ヘイズ(Isaac Hayes)(読み)へいず(英語表記)Isaac Hayes

日本大百科全書(ニッポニカ) の解説

ヘイズ(Isaac Hayes)
へいず
Isaac Hayes
(1942―2008)

アメリカのソウル・ミュージックシンガー。たくましく真っ黒な裸の上半身に大きな金のネックレス、つるつる頭と黒いサングラス、それに加えて堂々としたバリトン・ボイス……と、1960年代から70年代初めにかけてのブラック・パワーの盛り上がりを具現化したような異形で一躍人気者になった。「ソウル・ミュージックのワーグナー」「黒いモーゼ」ともよばれる。

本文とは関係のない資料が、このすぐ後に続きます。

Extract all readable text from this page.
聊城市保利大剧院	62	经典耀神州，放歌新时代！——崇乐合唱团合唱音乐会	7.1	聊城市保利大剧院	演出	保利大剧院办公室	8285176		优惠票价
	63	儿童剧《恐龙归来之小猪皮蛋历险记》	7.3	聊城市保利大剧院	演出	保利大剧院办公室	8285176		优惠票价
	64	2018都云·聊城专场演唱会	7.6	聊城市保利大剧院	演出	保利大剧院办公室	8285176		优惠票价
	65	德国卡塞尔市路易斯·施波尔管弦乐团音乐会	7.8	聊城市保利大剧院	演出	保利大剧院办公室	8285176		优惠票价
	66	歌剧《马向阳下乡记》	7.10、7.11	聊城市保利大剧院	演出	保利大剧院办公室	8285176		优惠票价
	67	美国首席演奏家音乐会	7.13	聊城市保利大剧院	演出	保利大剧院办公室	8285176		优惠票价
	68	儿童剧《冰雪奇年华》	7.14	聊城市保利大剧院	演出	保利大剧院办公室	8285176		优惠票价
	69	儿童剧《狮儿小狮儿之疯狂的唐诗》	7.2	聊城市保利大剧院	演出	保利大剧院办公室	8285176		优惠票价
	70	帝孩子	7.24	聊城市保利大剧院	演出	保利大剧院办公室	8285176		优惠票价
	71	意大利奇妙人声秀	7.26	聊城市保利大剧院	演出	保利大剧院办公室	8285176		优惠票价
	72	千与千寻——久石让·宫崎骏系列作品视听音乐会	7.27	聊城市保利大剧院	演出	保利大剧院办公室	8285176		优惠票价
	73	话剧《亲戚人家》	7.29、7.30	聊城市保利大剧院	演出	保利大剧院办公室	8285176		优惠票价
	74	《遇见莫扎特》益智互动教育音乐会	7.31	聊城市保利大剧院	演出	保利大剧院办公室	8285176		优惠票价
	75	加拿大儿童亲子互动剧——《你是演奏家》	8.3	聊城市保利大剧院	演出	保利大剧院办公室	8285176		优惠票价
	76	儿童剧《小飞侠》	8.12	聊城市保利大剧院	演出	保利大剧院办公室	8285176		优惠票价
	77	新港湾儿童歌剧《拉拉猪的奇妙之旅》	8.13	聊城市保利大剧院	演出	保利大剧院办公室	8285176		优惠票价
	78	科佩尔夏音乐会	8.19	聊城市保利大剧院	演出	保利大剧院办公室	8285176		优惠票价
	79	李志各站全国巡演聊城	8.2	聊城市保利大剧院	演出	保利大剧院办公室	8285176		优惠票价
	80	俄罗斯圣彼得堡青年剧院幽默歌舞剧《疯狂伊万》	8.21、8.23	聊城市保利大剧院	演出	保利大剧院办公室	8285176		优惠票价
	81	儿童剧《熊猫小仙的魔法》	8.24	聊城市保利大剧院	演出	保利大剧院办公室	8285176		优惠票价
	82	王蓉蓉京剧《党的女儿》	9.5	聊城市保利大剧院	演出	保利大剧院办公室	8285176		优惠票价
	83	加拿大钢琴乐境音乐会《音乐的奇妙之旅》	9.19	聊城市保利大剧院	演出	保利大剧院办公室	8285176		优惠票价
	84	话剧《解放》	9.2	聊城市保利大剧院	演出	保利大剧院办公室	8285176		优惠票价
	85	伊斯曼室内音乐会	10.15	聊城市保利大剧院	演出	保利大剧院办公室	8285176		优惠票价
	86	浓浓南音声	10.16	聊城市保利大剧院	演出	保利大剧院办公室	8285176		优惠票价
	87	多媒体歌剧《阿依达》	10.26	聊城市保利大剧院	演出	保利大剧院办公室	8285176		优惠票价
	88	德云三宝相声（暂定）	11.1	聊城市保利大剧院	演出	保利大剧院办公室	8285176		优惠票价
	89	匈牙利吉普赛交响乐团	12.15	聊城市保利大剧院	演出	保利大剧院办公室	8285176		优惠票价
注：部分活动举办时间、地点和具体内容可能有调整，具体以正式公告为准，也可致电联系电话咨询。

 テネシー州西部のコビントンの生まれ。幼いころから教会で歌い、独学でピアノやサックスを学んだ。歌手になろうといくつかのレコード会社でシングル盤を吹き込んだもののうまくはゆかず、レコーディング用のバック・バンド、マーキーズにサックス奏者として参加した。マーキーズは、ソウル・ミュージックのインストゥルメンタル・バンドとして有名なブッカー・T&ザ・MGズの前身ともいえるバンドで、彼らはメンフィスのスタックス・レコードをベースに数多くの名演を残している(ヒット曲には1961年の「ラスト・ナイト」がある)。ヘイズは、このマーキーズからスタートし、スタックスのプロダクション・チームの一人として徐々に頭角を現すようになっていった。ヘイズはデビッド・ポーターDavid Porter(1941― )とコンビを組み、サム&デーブやカーラ・トマスCarla Thomas(1942― )、ジョニー・テーラーJohnnie Taylor(1938―2000)などに多くの曲を提供した。とくにサム&デーブの「ホールド・オン! アイム・カミング」など一連のビッグ・ヒットは、ヘイズら裏方の才能を余すところなく伝えていた。

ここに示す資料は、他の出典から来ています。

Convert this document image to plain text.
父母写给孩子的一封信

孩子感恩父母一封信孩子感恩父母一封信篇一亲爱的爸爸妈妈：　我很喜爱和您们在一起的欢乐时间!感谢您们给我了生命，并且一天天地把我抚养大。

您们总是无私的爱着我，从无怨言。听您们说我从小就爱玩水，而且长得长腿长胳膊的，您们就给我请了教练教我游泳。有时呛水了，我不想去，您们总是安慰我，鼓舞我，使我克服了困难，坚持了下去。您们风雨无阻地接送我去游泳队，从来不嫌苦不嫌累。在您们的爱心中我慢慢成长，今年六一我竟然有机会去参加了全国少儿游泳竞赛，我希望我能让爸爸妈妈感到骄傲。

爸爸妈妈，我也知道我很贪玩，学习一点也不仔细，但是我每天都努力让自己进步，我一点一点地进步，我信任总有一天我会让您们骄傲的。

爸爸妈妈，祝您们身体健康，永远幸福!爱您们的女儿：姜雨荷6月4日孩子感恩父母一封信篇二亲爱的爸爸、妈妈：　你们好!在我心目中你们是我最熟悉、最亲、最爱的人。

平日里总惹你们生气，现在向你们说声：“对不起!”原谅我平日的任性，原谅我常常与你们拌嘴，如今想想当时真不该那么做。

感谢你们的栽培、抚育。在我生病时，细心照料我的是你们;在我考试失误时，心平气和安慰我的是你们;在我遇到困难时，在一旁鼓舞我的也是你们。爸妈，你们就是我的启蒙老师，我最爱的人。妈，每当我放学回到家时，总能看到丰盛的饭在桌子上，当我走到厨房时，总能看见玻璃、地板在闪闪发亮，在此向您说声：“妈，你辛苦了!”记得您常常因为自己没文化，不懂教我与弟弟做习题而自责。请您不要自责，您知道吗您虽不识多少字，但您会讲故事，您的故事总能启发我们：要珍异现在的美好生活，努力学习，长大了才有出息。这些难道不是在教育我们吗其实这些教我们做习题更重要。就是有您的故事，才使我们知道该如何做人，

 シンガーとしてヘイズが脚光を浴びるのは、1969年のアルバム『ホット・バタード・ソウル』からで、ファンク・ビートにセクシーな語りや歌をのせてドラマティックに盛り上げていく彼のスタイルは、71年の『黒いジャガー』のサウンドトラック盤『シャフト』Shaftで最大の効果を生み出すことになる。黒人映画(ブラック・シネマ)が量産された70年代初め、ゴードン・パークスGordon Parks(1912―2006)監督による『黒いジャガー』はその火付け役となった作品だったが、当時の黒人のイメージを徹底的に引き出したヘイズの音楽は、彼の漫画的ともいえるファッションとともに強烈なパワーを発散し、いやがおうにもこのブラック・シネマのブームを盛り上げたのである。大ヒットとなった「シャフトのテーマ」は、71年のオスカー(ベスト・ソング賞)とグラミー(ベスト器楽編曲賞)の両賞を獲得するという、アメリカの黒人音楽にとっては初めての快挙となった。

 ヘイズはその後、ディスコ・ブームに焦点を当てた『チョコレート・チップ』(1975)をヒットさせゴールド・アルバムにする。77年にディオンヌ・ワーウィックDionne Warwick(1940― )、79年にはミリー・ジャクソンMillie Jackson(1944― )と共演している。80年代に入り俳優業が忙しくなって、音楽をやめていた時期もあった。

 2001年、華々しいデビューをはたしたアリシア・キーズAlicia Keys(1981― )の『ソングス・イン・A・マイナー』にベテラン・アレンジャー、キーボード奏者として参加。ラップの流行が本格化した80年代以降も、ヘイズが若い黒人ミュージシャンから畏敬の念を抱かれているという事実の一端を知らせた。